$2-million hike in CDF for COVID-19 fight


The Constituency Development Fund (CDF) allocation for Members of Parliament (MP) is to be bumped up from $20 million to $22 million per parliamentarian in the new fiscal year, to allow them to make interventions related to the novel coronavirus disease (COVID-19) in their constituencies.

Prime Minister Andrew Holness made the announcement in his budget presentation in the House of Representatives yesterday.

He stressed that the funds are to be used exclusively for COVID-19 interventions.

The criteria and guidelines will be issued to each MP, and the funds are to be available by the first week of April, when the new CDF allocation is due.

At the same time, relief is to come for Jamaicans who have been complaining about water shortage, a situation which has been magnified by the presence of COVID-19 in the island.

Portfolio minister Daryl Vaz and Minister of Local Government Desmond McKenzie have been tasked to lead a special task force to implement a water trucking programme for areas that have been experiencing difficulty.

Holness said the Ministry of Labour and Social Security will make an allocation of $1 million available immediately to the 13 municipal corporations, which will administer the trucking of water. The National Water Commission will prepare a schedule for the programme and will be responsible for ensuring that all public sector entities have water. Additionally, measures are being put in place for emergency procurement of water trucks.

Holness also announced more measures to minimise disruptions in the economy from the expected fallout from the coronavirus outbreak. Among them is that the Development Bank of Jamaica (DBJ) has been instructed to cut interest rates for two months on existing loans to the agricultural and renewable energy sectors by 10 per cent.

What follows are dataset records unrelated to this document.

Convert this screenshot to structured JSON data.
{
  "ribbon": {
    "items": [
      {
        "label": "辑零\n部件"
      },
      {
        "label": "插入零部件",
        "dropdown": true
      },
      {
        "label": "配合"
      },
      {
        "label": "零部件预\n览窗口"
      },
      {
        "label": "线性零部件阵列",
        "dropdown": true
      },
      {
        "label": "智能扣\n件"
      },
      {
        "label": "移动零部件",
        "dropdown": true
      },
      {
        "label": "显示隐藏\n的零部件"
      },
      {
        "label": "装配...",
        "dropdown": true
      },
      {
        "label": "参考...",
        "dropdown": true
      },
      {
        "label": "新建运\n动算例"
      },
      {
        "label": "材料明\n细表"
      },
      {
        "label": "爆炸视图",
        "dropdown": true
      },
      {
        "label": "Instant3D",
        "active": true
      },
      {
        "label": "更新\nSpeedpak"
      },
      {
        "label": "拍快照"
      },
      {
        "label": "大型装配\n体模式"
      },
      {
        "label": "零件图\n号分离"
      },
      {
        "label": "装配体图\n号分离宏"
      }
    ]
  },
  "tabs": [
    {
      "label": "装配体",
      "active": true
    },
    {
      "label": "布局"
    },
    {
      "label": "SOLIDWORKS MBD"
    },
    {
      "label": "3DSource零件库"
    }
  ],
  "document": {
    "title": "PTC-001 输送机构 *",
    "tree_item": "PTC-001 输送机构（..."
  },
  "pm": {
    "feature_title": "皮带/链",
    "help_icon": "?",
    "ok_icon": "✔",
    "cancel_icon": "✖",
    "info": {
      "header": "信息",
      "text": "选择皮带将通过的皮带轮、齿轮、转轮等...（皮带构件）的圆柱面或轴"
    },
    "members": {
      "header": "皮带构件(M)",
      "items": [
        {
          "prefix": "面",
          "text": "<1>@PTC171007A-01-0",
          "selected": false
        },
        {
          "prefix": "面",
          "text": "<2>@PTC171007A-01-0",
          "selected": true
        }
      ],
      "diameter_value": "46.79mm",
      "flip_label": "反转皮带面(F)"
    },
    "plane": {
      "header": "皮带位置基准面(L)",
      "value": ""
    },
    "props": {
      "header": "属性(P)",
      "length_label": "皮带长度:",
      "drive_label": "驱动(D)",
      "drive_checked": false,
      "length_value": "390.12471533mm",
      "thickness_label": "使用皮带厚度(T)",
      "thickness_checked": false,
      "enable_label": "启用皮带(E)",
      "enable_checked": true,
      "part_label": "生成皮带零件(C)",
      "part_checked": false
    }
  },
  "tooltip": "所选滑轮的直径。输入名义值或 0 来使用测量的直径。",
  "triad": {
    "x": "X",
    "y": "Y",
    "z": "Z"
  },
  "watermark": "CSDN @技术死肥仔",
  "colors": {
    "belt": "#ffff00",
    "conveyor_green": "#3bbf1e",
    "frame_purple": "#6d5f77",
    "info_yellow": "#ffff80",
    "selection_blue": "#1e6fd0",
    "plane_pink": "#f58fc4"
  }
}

The DBJ is also to make available an additional $10 billion through approved financial institutions for specified areas in these productive sectors. The prime minister stressed that approved banks and credit unions must pass on the reduction in interest rates to the borrowers in the specified sectors.

“This is not for general access, you have to be in the sectors that we identify as critical,” he said.

“In times of national crises the emotional response is for businesses to pull back because of uncertainty in the future. The current threat will pass. Government, while taking the necessary measures to protect the people, is also taking measures to protect the livelihood of the people,” the prime minister stated.

Additionally, the DBJ will extend to the business process outsourcing (BPO) sector a two-month moratorium on both principal and interest on loans, upon request. “This is to ensure that the BPO sector doesn’t have any fallout during the period,” he said.

Holness noted that the DBJ currently has $10 billion in loan guarantee agreements with seven major banks and financial institutions and has been directed to place advertisements in the national newspapers, explaining how businesses can access these resources.

“These funds are for investment loans, but more importantly, at this time, for liquidity support which is critical for businesses experiencing cash flow interruptions because of the epidemic… it’s a debate that should be had about the role of the DBJ [whether] they should lend directly, but the challenge is the banks are sufficiently liquid, there are market failures so it is best that the DBJ focuses on correcting the market failure rather than competing in the space,” he explained.

Furthermore, the prime minister said he has directed the Ministry of Economic Growth and Job Creation to put forward measures which can be applied to support all businesses for an initial 12 weeks to avoid a total collapse of the economy.